Showdown is sax heavy at the start but when the short guitar highlights behind the lyrics come into play, it lifts it…the JJ puts in a solo that should have lasted for the whole song, and don’t miss the neat playing toward the end. Leo Stone is next and is all about the impending birth of his son….now delivered! It’s a true Southern Rock song with country colour: acoustic guitar, keys, and sax providing the melody before a subtle and nicely picked solo. Castles In The Air takes us down the blues-rock road but a hint of R’n’B gives it a different feel. It has a simple but effective riff and some tasty guitar breaks and a solo to cherish too. Long Way Home is a ballad with a slow blues base…JJ keeps it simple so that the heartfelt lyrics aren’t overpowered. The relative sparseness allows you to appreciate fully the talents of the rest of the band too…the drumming is so empathetic and the use of bell of the cymbal is a lesson for many.
Next, is the cover mentioned at the beginning…Born Under A Bad Sign has been covered so many times and, I suppose, Cream’s version is the first to spring to mind…JJ does it justice with the stinging guitar phrases present and correct. The harmonising sax again gives it a new colour while retaining the bite of the original. The solo is simply stunning even if it gets faded out for goodness sake!
The album wraps up with Preachers Daughter and provides a surprise as the band takes us into the roadhouse and all the way back to the rock and roll of the 50s…so my Dad told me! Then they throw in a very apt sax solo and then an a capella gospel chorus, just to keep us guessing. JJ and his talented band have delivered a highly entertaining album with blues aplenty indelibly stamped on the other sub-genres they so neatly bring into the songs. It should appeal to blues, rock and even soul and country fans that like a bit of weight to their more normal fare…give it a try, I doubt you’ll be disappointed.

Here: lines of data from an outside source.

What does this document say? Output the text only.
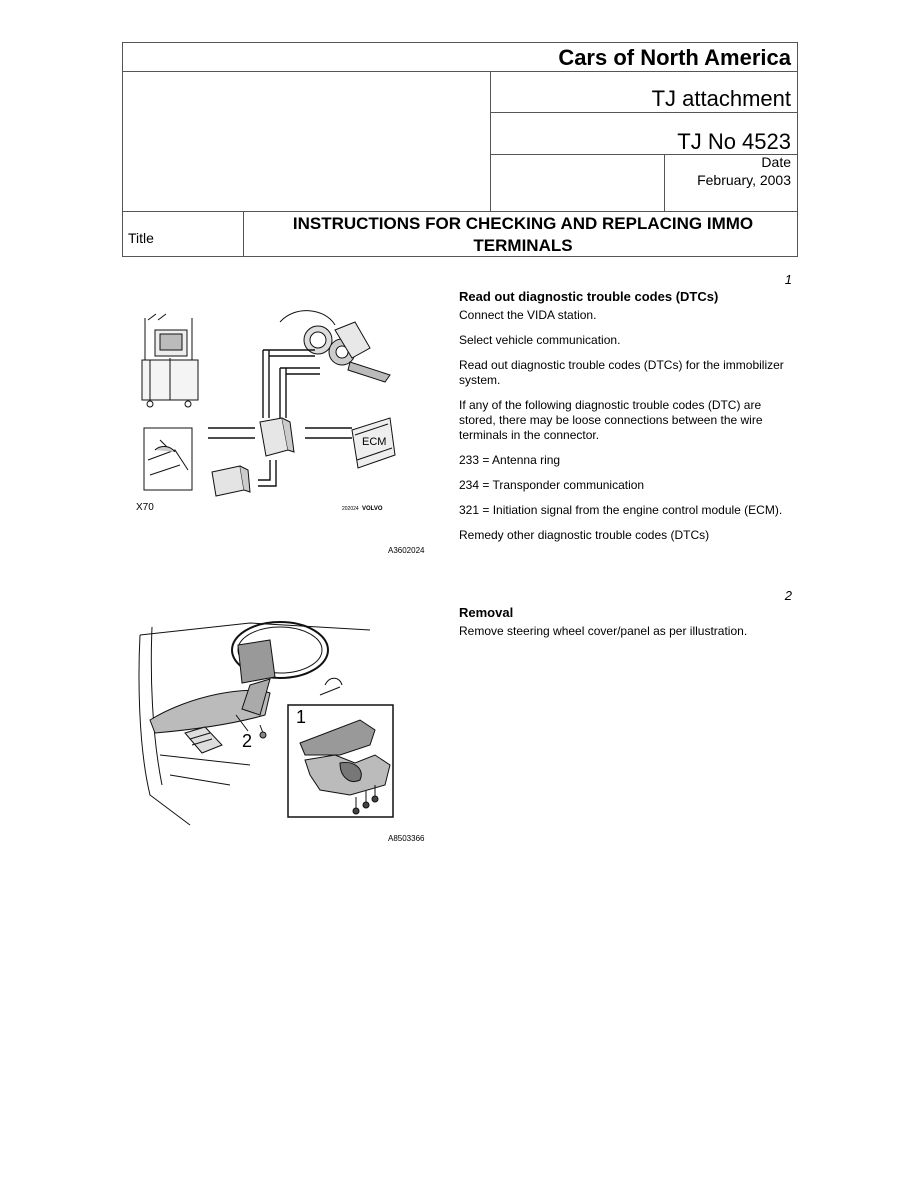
Cars of North America
TJ attachment
TJ No 4523
Date
February, 2003
Title
INSTRUCTIONS FOR CHECKING AND REPLACING IMMO TERMINALS
1
Read out diagnostic trouble codes (DTCs)

Connect the VIDA station.

Select vehicle communication.

Read out diagnostic trouble codes (DTCs) for the immobilizer system.

If any of the following diagnostic trouble codes (DTC) are stored, there may be loose connections between the wire terminals in the connector.

233 = Antenna ring

234 = Transponder communication

321 = Initiation signal from the engine control module (ECM).

Remedy other diagnostic trouble codes (DTCs)

ECM
202024 VOLVO
X70
A3602024
2
Removal

Remove steering wheel cover/panel as per illustration.

1
2
A8503366
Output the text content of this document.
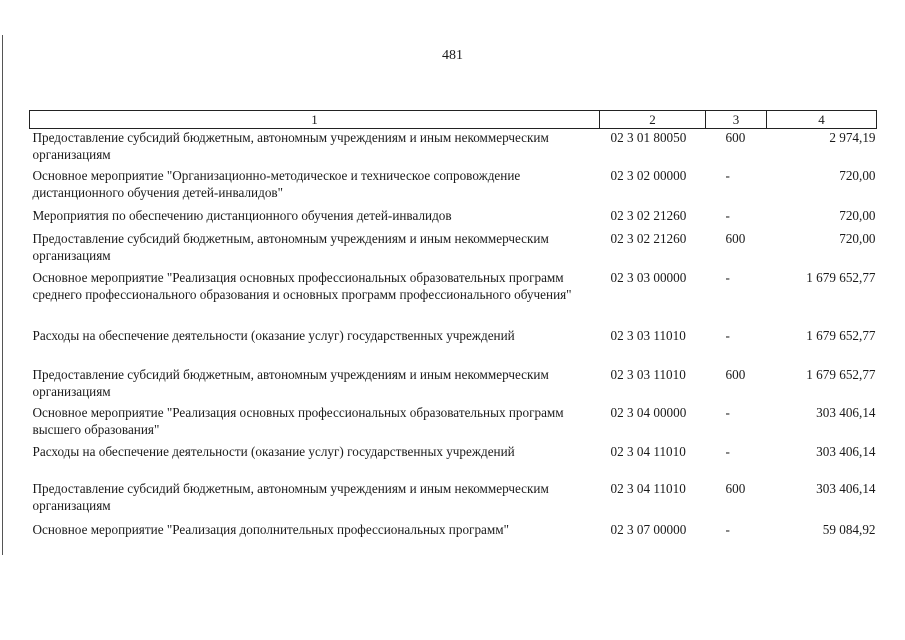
481
1	2	3	4
Предоставление субсидий бюджетным, автономным учреждениям и иным некоммерческим организациям	02 3 01 80050	600	2 974,19
Основное мероприятие "Организационно-методическое и техническое сопровождение дистанционного обучения детей-инвалидов"	02 3 02 00000	-	720,00
Мероприятия по обеспечению дистанционного обучения детей-инвалидов	02 3 02 21260	-	720,00
Предоставление субсидий бюджетным, автономным учреждениям и иным некоммерческим организациям	02 3 02 21260	600	720,00
Основное мероприятие "Реализация основных профессиональных образовательных программ среднего профессионального образования и основных программ профессионального обучения"	02 3 03 00000	-	1 679 652,77
Расходы на обеспечение деятельности (оказание услуг) государственных учреждений	02 3 03 11010	-	1 679 652,77
Предоставление субсидий бюджетным, автономным учреждениям и иным некоммерческим организациям	02 3 03 11010	600	1 679 652,77
Основное мероприятие "Реализация основных профессиональных образовательных программ высшего образования"	02 3 04 00000	-	303 406,14
Расходы на обеспечение деятельности (оказание услуг) государственных учреждений	02 3 04 11010	-	303 406,14
Предоставление субсидий бюджетным, автономным учреждениям и иным некоммерческим организациям	02 3 04 11010	600	303 406,14
Основное мероприятие "Реализация дополнительных профессиональных программ"	02 3 07 00000	-	59 084,92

Bluesdoodles rating: Wonderful: a varied and bluesy selection for most palates.
- White Lightning
- Soul Crush
- Forever And A Day
- American Steel
- Leo Stone
- Castles In The Air
- Long Way Home
- Born Under A Bad Sign
- Preachers Daughter
Musicians:Jeremiah Johnson: Vocals, Guitars
Frank Bauer: Saxophone, Backing Vocals
Tony Anthonis: Bass Guitar
Benet Schaeffer: Drums
Rick Steff: Keyboards
Tony Antonelli: Percussions, Backing Vocals
Pete Matthews: Backing Vocals
Produced by Pete Matthews
Recorded at the High/Low Recording Studio in Memphis, Tennessee.

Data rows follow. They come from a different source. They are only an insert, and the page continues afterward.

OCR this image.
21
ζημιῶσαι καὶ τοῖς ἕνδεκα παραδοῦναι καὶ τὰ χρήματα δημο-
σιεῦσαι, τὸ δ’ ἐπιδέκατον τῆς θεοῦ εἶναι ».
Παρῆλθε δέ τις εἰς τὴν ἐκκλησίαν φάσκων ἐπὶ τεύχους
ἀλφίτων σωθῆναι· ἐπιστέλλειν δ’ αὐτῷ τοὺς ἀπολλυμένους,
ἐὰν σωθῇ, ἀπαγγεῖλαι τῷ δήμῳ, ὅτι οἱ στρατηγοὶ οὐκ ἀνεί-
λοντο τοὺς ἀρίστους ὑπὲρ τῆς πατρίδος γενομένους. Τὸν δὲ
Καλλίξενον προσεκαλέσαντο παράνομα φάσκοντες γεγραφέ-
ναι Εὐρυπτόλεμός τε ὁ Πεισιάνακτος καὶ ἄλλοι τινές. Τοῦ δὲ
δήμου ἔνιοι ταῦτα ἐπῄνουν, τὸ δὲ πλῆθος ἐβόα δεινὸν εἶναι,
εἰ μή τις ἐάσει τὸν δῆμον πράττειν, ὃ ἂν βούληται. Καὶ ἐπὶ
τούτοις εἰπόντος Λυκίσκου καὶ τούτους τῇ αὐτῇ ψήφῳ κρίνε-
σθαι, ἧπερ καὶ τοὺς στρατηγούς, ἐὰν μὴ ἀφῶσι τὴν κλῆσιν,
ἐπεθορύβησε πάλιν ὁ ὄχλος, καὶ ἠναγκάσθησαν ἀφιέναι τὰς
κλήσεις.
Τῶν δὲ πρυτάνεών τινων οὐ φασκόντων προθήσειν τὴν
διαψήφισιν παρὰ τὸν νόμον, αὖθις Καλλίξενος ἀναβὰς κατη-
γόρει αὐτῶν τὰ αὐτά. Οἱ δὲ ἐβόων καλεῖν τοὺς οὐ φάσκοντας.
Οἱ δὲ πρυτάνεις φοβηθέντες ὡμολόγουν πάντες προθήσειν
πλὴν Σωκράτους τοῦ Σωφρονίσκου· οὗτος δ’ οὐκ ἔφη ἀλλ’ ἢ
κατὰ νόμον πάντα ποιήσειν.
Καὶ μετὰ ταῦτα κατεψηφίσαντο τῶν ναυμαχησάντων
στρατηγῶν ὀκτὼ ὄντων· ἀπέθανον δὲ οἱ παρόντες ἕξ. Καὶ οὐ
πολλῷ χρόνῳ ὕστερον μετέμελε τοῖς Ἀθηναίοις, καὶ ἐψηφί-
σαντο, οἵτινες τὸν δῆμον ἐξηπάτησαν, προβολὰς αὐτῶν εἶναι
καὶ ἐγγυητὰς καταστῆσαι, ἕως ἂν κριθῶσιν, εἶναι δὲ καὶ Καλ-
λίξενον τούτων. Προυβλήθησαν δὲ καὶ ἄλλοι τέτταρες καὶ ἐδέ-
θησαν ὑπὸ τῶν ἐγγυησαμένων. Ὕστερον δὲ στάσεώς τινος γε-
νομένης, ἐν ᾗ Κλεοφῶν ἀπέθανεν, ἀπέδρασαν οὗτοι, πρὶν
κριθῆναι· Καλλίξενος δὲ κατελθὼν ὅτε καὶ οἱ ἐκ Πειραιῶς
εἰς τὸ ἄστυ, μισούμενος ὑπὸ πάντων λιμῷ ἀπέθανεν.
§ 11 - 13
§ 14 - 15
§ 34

(The iTunes run on track served up a real blast from the past…Jethro Toe: yes Toe, not Tull. Their first recording was a single on MGM records and wrongly labeled! Regardless, this is early Tull with Ian Anderson on fine form on a song called Aeroplane. It was a bugger to find but was eventually released on a CD collection based around the legendary producer, Derek Lawrence, and collated loads of ‘out there’ stuff and well worth seeking out.)